Hopefully it says whatever it says explicitly, but if you're unlucky it says it via some convention that certain kinds of function in an API take ownership of the objects referred to by their parameters. For example if it's called set_global_B_instance then you might have a sneaking suspicion that it's going to keep that pointer around, and deleting it immediately after setting it would be unwise.

If it doesn't say anything either way, but your code ends up buggy and you eventually discover that a_function called delete on its argument, then you find whoever documented a_function and you punch them in the nose submit a bug on their documentation.

Frequently that person turns out to be yourself, in which case try to learn the lesson -- document object ownership.

As well as helping to avoid coding errors, smart pointers provide some degree of self-documentation for functions that accept or returns pointers where there are ownership concerns. In the absence of self-documentation, you have actual documentation. For example if a function returns auto_ptr instead of a raw pointer, that tells you delete needs to be called on the pointer. You can let the auto_ptr do that for you, or you can assign it to some other smart pointer, or you can release() the pointer and manage it yourself. The function you called doesn't care, and doesn't need to document anything much. If a function returns a raw pointer then it has to tell you something about the lifetime of the object referred to by the pointer, because there's no way for you to guess.

Answer 8

Just look to C APIs for hints. It's pretty common for C APIs to provide explicit create and destroy functions. These typically follow some formal naming convention in the libraries.

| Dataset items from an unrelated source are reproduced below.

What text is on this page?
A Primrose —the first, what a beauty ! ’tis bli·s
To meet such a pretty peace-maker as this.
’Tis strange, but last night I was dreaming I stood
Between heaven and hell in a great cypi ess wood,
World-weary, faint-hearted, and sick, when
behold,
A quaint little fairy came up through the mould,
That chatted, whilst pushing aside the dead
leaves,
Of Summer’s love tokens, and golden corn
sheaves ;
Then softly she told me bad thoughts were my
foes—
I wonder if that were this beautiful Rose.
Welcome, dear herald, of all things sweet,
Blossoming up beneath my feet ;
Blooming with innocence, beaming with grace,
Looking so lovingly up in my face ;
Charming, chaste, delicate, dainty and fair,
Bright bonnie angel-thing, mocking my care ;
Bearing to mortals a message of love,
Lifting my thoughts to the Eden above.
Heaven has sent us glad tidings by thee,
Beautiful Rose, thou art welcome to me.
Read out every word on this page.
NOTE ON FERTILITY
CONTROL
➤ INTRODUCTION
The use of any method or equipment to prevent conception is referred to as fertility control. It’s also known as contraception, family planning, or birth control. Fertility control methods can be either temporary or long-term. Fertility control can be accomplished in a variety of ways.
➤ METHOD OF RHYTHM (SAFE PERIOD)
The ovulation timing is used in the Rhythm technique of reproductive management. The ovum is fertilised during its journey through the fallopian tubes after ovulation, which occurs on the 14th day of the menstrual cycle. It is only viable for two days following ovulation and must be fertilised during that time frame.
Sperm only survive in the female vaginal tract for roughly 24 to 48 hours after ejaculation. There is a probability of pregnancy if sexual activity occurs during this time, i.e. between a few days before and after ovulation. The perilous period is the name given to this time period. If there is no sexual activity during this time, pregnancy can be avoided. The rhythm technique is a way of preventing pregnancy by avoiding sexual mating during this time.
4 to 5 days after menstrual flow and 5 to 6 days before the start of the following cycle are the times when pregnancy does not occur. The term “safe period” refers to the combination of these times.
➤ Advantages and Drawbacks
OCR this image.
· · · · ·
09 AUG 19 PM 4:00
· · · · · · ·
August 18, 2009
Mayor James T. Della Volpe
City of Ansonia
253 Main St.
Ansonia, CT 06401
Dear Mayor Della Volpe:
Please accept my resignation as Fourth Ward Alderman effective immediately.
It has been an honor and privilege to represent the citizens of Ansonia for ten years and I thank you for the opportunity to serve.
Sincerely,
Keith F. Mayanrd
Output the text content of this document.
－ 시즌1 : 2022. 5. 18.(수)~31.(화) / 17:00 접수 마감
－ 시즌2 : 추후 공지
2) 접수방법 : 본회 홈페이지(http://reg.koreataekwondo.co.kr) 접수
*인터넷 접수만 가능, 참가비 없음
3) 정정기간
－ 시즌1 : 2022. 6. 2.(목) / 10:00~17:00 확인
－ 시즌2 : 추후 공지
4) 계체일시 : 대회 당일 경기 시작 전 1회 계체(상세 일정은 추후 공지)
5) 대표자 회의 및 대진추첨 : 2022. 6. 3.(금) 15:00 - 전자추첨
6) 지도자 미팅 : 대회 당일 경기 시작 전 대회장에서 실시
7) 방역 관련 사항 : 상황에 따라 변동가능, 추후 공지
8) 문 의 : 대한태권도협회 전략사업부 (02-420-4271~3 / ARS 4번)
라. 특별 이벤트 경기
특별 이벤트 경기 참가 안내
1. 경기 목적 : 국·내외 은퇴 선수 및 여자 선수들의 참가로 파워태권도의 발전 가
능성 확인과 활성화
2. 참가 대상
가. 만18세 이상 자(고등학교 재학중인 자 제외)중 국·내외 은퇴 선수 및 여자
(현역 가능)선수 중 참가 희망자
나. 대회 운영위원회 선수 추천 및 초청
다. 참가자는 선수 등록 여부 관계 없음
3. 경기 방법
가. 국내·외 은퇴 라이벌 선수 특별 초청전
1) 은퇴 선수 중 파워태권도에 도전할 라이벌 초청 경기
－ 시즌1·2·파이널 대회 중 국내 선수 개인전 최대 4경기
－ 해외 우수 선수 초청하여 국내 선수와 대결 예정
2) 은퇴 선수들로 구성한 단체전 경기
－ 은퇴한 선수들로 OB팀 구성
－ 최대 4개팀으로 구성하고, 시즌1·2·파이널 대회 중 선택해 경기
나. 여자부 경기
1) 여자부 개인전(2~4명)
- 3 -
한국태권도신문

Using your example, it would be a bad design if a_function deletes/frees the parameter if it were not explicitly labeled as a destroy function (in which case, you should not use that parameter after calling the function. In most cases, it is a bad design to assume that it is safe to destroy objects you do not own. Of course, with smart pointers, mechanisms of ownership, lifetimes, and cleanup are often handled by the smart pointer where possible.

So yes, people used new and delete, and although I wasn't writing C++ before templates -- it would have been more common to see explicit new and delete in programs. Smart pointers are not a very good means to transfer objects and convey ownership without templates -- which, along with exceptions, were introduced around 1990 (7 years after C++ was available). Naturally, it took some time for compilers to support all these features, and for people to implement containers and improve on those implementations. Note that it was possible before templates, but it wasn't always practical to implement/clone a container for arbitrary types because the language did not support generics well prior to templates. Of course, a concrete class with concrete types could easily accomplish the mechanics of smart pointers where the type was invariant in those days… but that does result in forms of code duplication when generics are not available.

But even today, it's an unusual design for a smart pointer parameter's content object to be replaced or destroyed, unless clearly labeled. The likelihood of this is also decreased because it's also unusual to pass the smart pointer as the parameter, rather then the object it holds. So the number of memory related bugs have decreased since then, but some caution and good ownership conventions should still be observed.

Answer 9

Simple answer: read the docs. This is a common thing in C interfaces, and because resource management is an important part of the interface if the function claims ownership of the object it will be documented.

Answer 10

Without smart pointers, programmers generally adopt the rule that the entity that allocated is responsible for deallocating.

In your example, it would typically be considered Bad Behavior (despite being valid code) for your third party function to delete the pointer passed to it, and you would be expected to delete it in line 3.

This is a social contract between programmers, and a compiler would typically not enforce this.